Le colonel Claude Pivi, ancien ministre guinéen chargé de la sécurité du Président, et l’un des hommes reconnus coupables lors du procès historique des viols et des meurtres commis en Guinée en 2009, serait décédé de cause naturelle à l’hôpital le 6 janvier 2026, alors qu’il était en détention.
Le 31 juillet 2024, un tribunal guinéen a prononcé son verdict concernant le massacre du 28 septembre 2009, au cours duquel les forces de sécurité avaient attaqué des manifestants pacifiques dans un stade de Conakry, capitale du pays. 150 personnes étaient alors décédées, et de [très ] nombreuses femmes avaient été violées.

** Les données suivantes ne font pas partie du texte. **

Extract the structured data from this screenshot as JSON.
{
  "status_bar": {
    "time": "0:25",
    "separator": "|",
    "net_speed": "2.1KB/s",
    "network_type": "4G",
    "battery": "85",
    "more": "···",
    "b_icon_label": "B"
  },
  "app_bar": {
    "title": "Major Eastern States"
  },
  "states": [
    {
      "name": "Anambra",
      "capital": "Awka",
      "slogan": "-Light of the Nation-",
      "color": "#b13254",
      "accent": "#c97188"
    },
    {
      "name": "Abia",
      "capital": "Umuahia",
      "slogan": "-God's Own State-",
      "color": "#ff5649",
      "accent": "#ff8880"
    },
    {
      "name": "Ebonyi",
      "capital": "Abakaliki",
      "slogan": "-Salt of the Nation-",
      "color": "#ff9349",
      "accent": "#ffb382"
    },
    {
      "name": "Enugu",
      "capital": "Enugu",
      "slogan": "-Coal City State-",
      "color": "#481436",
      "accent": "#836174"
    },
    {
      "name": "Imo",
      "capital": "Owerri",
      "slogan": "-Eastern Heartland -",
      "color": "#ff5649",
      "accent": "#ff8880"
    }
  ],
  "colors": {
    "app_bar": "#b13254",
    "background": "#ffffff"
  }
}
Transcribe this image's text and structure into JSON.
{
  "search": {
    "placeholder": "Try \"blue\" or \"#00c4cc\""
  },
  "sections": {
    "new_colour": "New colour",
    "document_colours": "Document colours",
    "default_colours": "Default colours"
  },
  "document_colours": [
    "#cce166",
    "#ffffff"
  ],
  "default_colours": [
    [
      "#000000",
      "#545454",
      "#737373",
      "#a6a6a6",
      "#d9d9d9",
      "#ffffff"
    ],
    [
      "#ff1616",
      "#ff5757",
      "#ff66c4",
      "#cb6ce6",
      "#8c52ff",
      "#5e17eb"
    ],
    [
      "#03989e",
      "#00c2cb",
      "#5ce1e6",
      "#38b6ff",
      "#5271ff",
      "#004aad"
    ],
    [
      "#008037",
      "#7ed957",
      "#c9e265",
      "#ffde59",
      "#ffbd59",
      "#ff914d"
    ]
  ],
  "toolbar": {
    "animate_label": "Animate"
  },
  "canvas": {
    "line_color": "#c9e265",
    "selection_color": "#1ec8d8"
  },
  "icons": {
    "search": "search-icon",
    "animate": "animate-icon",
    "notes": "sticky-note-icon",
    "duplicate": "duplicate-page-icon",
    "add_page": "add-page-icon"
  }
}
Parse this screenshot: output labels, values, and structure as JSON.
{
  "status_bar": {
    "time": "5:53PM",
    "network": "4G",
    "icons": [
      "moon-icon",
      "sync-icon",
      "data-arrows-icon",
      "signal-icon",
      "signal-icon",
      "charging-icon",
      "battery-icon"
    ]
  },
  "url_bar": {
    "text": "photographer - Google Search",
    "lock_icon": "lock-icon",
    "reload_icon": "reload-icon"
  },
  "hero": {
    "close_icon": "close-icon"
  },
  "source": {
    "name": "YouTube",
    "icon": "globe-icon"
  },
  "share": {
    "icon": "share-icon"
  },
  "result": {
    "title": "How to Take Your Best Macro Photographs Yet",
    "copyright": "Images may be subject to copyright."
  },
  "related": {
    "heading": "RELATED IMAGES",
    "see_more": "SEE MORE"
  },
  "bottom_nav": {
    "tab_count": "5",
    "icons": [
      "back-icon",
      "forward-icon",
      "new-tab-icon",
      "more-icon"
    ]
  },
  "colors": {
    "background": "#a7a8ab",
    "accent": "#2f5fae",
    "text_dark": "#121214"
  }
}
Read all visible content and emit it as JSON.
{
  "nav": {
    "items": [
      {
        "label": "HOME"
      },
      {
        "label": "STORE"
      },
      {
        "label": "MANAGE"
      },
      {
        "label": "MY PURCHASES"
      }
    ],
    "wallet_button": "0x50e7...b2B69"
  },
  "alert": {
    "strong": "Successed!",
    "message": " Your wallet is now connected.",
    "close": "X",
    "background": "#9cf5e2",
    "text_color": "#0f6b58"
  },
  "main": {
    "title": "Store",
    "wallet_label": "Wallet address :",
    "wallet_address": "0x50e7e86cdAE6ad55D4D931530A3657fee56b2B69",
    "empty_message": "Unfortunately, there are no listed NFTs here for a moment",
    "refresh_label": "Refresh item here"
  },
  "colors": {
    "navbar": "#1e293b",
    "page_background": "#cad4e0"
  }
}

Les juges ont reconnu l’ancien président autodéclaré Moussa Dadis Camara, ainsi que sept autres personnes, dont Claude Pivi, coupables de crimes contre l’humanité, et les ont condamnés à des peines d’emprisonnement allant de 10 ans à la perpétuité.
Suite au récent décès de Claude Pivi, et à la libération en mars 2025 de Dadis Camara, gracié par par l’actuel président Mamady Doumbouya, cinq hommes reconnus coupables en raison du rôle qu’ils ont joué dans le massacre sont toujours en prison. Cependant, la grâce accordée à Dadis Camara est incompatible avec les obligations incombant à la Guinée en vertu du droit international, et pourrait constituer une violation du droit des victimes à une réparation effective.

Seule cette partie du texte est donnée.